According to Van Brussel, catering entrepreneurs are furious about how they are being treated. "Walk into a supermarket or hardware store. Everyone is crisscrossing, but it is no problem there. We have to keep lists of everyone who makes a reservation, Albert Heijn doesn't have to. Business is made impossible for us. It hurts to close after months of forced closure, but there is no other way. It is not our job to tell people to keep a distance for their own health."
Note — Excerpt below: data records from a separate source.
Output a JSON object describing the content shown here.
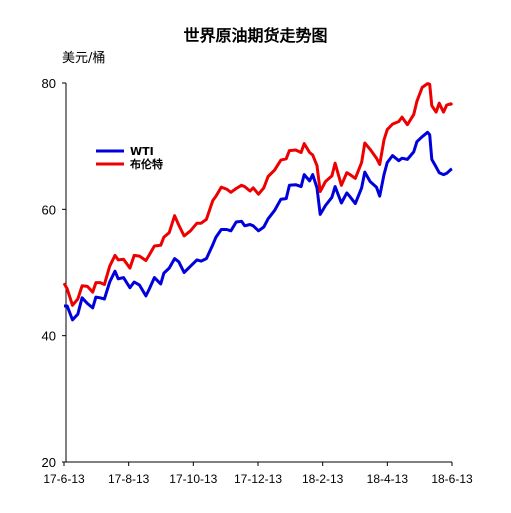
{
  "chart_data": {
    "type": "line",
    "title": "世界原油期货走势图",
    "ylabel": "美元/桶",
    "xlabel": "",
    "ylim": [
      20,
      80
    ],
    "yticks": [
      "20",
      "40",
      "60",
      "80"
    ],
    "xticks": [
      "17-6-13",
      "17-8-13",
      "17-10-13",
      "17-12-13",
      "18-2-13",
      "18-4-13",
      "18-6-13"
    ],
    "xlim": [
      "2017-06-13",
      "2018-06-20"
    ],
    "grid": false,
    "legend_position": "top-left",
    "series": [
      {
        "name": "WTI",
        "color": "#0000dd",
        "points": [
          [
            "2017-06-13",
            44.7
          ],
          [
            "2017-06-16",
            44.7
          ],
          [
            "2017-06-21",
            42.5
          ],
          [
            "2017-06-26",
            43.4
          ],
          [
            "2017-06-30",
            46.0
          ],
          [
            "2017-07-05",
            45.1
          ],
          [
            "2017-07-10",
            44.4
          ],
          [
            "2017-07-13",
            46.1
          ],
          [
            "2017-07-17",
            46.0
          ],
          [
            "2017-07-21",
            45.8
          ],
          [
            "2017-07-26",
            48.5
          ],
          [
            "2017-07-31",
            50.2
          ],
          [
            "2017-08-03",
            49.0
          ],
          [
            "2017-08-08",
            49.2
          ],
          [
            "2017-08-14",
            47.6
          ],
          [
            "2017-08-18",
            48.5
          ],
          [
            "2017-08-23",
            48.0
          ],
          [
            "2017-08-29",
            46.3
          ],
          [
            "2017-09-01",
            47.3
          ],
          [
            "2017-09-06",
            49.2
          ],
          [
            "2017-09-12",
            48.2
          ],
          [
            "2017-09-15",
            49.9
          ],
          [
            "2017-09-20",
            50.7
          ],
          [
            "2017-09-25",
            52.2
          ],
          [
            "2017-09-29",
            51.7
          ],
          [
            "2017-10-04",
            50.0
          ],
          [
            "2017-10-10",
            51.0
          ],
          [
            "2017-10-16",
            52.0
          ],
          [
            "2017-10-20",
            51.8
          ],
          [
            "2017-10-25",
            52.2
          ],
          [
            "2017-10-31",
            54.4
          ],
          [
            "2017-11-03",
            55.6
          ],
          [
            "2017-11-08",
            56.8
          ],
          [
            "2017-11-13",
            56.8
          ],
          [
            "2017-11-17",
            56.6
          ],
          [
            "2017-11-22",
            58.0
          ],
          [
            "2017-11-27",
            58.1
          ],
          [
            "2017-11-30",
            57.4
          ],
          [
            "2017-12-05",
            57.6
          ],
          [
            "2017-12-08",
            57.4
          ],
          [
            "2017-12-13",
            56.6
          ],
          [
            "2017-12-18",
            57.2
          ],
          [
            "2017-12-22",
            58.5
          ],
          [
            "2017-12-28",
            59.8
          ],
          [
            "2018-01-03",
            61.6
          ],
          [
            "2018-01-08",
            61.7
          ],
          [
            "2018-01-11",
            63.8
          ],
          [
            "2018-01-17",
            63.9
          ],
          [
            "2018-01-22",
            63.6
          ],
          [
            "2018-01-25",
            65.5
          ],
          [
            "2018-01-30",
            64.5
          ],
          [
            "2018-02-02",
            65.5
          ],
          [
            "2018-02-06",
            63.4
          ],
          [
            "2018-02-09",
            59.2
          ],
          [
            "2018-02-14",
            60.6
          ],
          [
            "2018-02-20",
            61.9
          ],
          [
            "2018-02-23",
            63.6
          ],
          [
            "2018-03-01",
            61.0
          ],
          [
            "2018-03-06",
            62.6
          ],
          [
            "2018-03-09",
            62.0
          ],
          [
            "2018-03-14",
            60.9
          ],
          [
            "2018-03-20",
            63.4
          ],
          [
            "2018-03-23",
            65.9
          ],
          [
            "2018-03-28",
            64.4
          ],
          [
            "2018-04-03",
            63.5
          ],
          [
            "2018-04-06",
            62.1
          ],
          [
            "2018-04-10",
            65.5
          ],
          [
            "2018-04-13",
            67.4
          ],
          [
            "2018-04-18",
            68.5
          ],
          [
            "2018-04-24",
            67.7
          ],
          [
            "2018-04-27",
            68.1
          ],
          [
            "2018-05-02",
            67.9
          ],
          [
            "2018-05-08",
            69.1
          ],
          [
            "2018-05-11",
            70.7
          ],
          [
            "2018-05-16",
            71.5
          ],
          [
            "2018-05-21",
            72.2
          ],
          [
            "2018-05-23",
            71.8
          ],
          [
            "2018-05-25",
            67.9
          ],
          [
            "2018-05-29",
            66.7
          ],
          [
            "2018-06-01",
            65.8
          ],
          [
            "2018-06-05",
            65.5
          ],
          [
            "2018-06-08",
            65.7
          ],
          [
            "2018-06-12",
            66.3
          ],
          [
            "2018-06-13",
            66.4
          ]
        ]
      },
      {
        "name": "布伦特",
        "color": "#ee0000",
        "points": [
          [
            "2017-06-13",
            48.3
          ],
          [
            "2017-06-16",
            47.4
          ],
          [
            "2017-06-21",
            44.8
          ],
          [
            "2017-06-26",
            45.8
          ],
          [
            "2017-06-30",
            47.9
          ],
          [
            "2017-07-05",
            47.8
          ],
          [
            "2017-07-10",
            46.9
          ],
          [
            "2017-07-13",
            48.4
          ],
          [
            "2017-07-17",
            48.4
          ],
          [
            "2017-07-21",
            48.1
          ],
          [
            "2017-07-26",
            51.0
          ],
          [
            "2017-07-31",
            52.7
          ],
          [
            "2017-08-03",
            52.0
          ],
          [
            "2017-08-08",
            52.1
          ],
          [
            "2017-08-14",
            50.7
          ],
          [
            "2017-08-18",
            52.7
          ],
          [
            "2017-08-23",
            52.6
          ],
          [
            "2017-08-29",
            51.9
          ],
          [
            "2017-09-01",
            52.7
          ],
          [
            "2017-09-06",
            54.2
          ],
          [
            "2017-09-12",
            54.3
          ],
          [
            "2017-09-15",
            55.6
          ],
          [
            "2017-09-20",
            56.3
          ],
          [
            "2017-09-25",
            59.0
          ],
          [
            "2017-09-29",
            57.5
          ],
          [
            "2017-10-04",
            55.8
          ],
          [
            "2017-10-10",
            56.6
          ],
          [
            "2017-10-16",
            57.8
          ],
          [
            "2017-10-20",
            57.8
          ],
          [
            "2017-10-25",
            58.4
          ],
          [
            "2017-10-31",
            61.4
          ],
          [
            "2017-11-03",
            62.1
          ],
          [
            "2017-11-08",
            63.5
          ],
          [
            "2017-11-13",
            63.2
          ],
          [
            "2017-11-17",
            62.7
          ],
          [
            "2017-11-22",
            63.3
          ],
          [
            "2017-11-27",
            63.8
          ],
          [
            "2017-11-30",
            63.6
          ],
          [
            "2017-12-05",
            62.9
          ],
          [
            "2017-12-08",
            63.4
          ],
          [
            "2017-12-13",
            62.4
          ],
          [
            "2017-12-18",
            63.4
          ],
          [
            "2017-12-22",
            65.2
          ],
          [
            "2017-12-28",
            66.2
          ],
          [
            "2018-01-03",
            67.8
          ],
          [
            "2018-01-08",
            68.0
          ],
          [
            "2018-01-11",
            69.3
          ],
          [
            "2018-01-17",
            69.4
          ],
          [
            "2018-01-22",
            69.0
          ],
          [
            "2018-01-25",
            70.4
          ],
          [
            "2018-01-30",
            69.0
          ],
          [
            "2018-02-02",
            68.6
          ],
          [
            "2018-02-06",
            66.9
          ],
          [
            "2018-02-09",
            62.8
          ],
          [
            "2018-02-14",
            64.4
          ],
          [
            "2018-02-20",
            65.3
          ],
          [
            "2018-02-23",
            67.3
          ],
          [
            "2018-03-01",
            63.8
          ],
          [
            "2018-03-06",
            65.8
          ],
          [
            "2018-03-09",
            65.5
          ],
          [
            "2018-03-14",
            64.9
          ],
          [
            "2018-03-20",
            67.4
          ],
          [
            "2018-03-23",
            70.5
          ],
          [
            "2018-03-28",
            69.5
          ],
          [
            "2018-04-03",
            68.1
          ],
          [
            "2018-04-06",
            67.1
          ],
          [
            "2018-04-10",
            71.0
          ],
          [
            "2018-04-13",
            72.6
          ],
          [
            "2018-04-18",
            73.5
          ],
          [
            "2018-04-24",
            73.9
          ],
          [
            "2018-04-27",
            74.6
          ],
          [
            "2018-05-02",
            73.4
          ],
          [
            "2018-05-08",
            75.0
          ],
          [
            "2018-05-11",
            77.1
          ],
          [
            "2018-05-16",
            79.3
          ],
          [
            "2018-05-21",
            79.9
          ],
          [
            "2018-05-23",
            79.8
          ],
          [
            "2018-05-25",
            76.4
          ],
          [
            "2018-05-29",
            75.4
          ],
          [
            "2018-06-01",
            76.8
          ],
          [
            "2018-06-05",
            75.4
          ],
          [
            "2018-06-08",
            76.5
          ],
          [
            "2018-06-12",
            76.7
          ],
          [
            "2018-06-13",
            76.5
          ]
        ]
      }
    ]
  }
}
The Noord-Brabant catering industry sent a letter to the cabinet on Thursday stating that "1.5 meter distance is unworkable in our industry," Ruud Bakker of the Eindhoven department of hospitality association KHN said. "It is time for the government to intervene and give us the space to organize it in a different way," he said. We want the responsibility to lie with the guests themselves and it is time for customization. If you allow up to half the normal number of visitors, people can still keep enough distance."
According to Bakker, a survey of Breda catering establishments showed that visitors only keep to the rules in 7 percent of cases. "People are quite willing to keep some distance, but the strict 1.5 meter is unworkable in the catering industry. Nor can it be explained anymore. If an airplane with 300 people is allowed, but on the terrace you have to sit apart again."
In response, Justice and Security Minister Ferd Grapperhaus said that he empathizes with the catering entrepreneurs, but said relaxing the social distancing rule for their industry was not going to happen. "We have to stick to that. There are social distancing measures all over the world, which really are necessary," he said in The Hague on Friday.
He did concede that his team would investigate if the use of plexiglass shields could offer a different solution.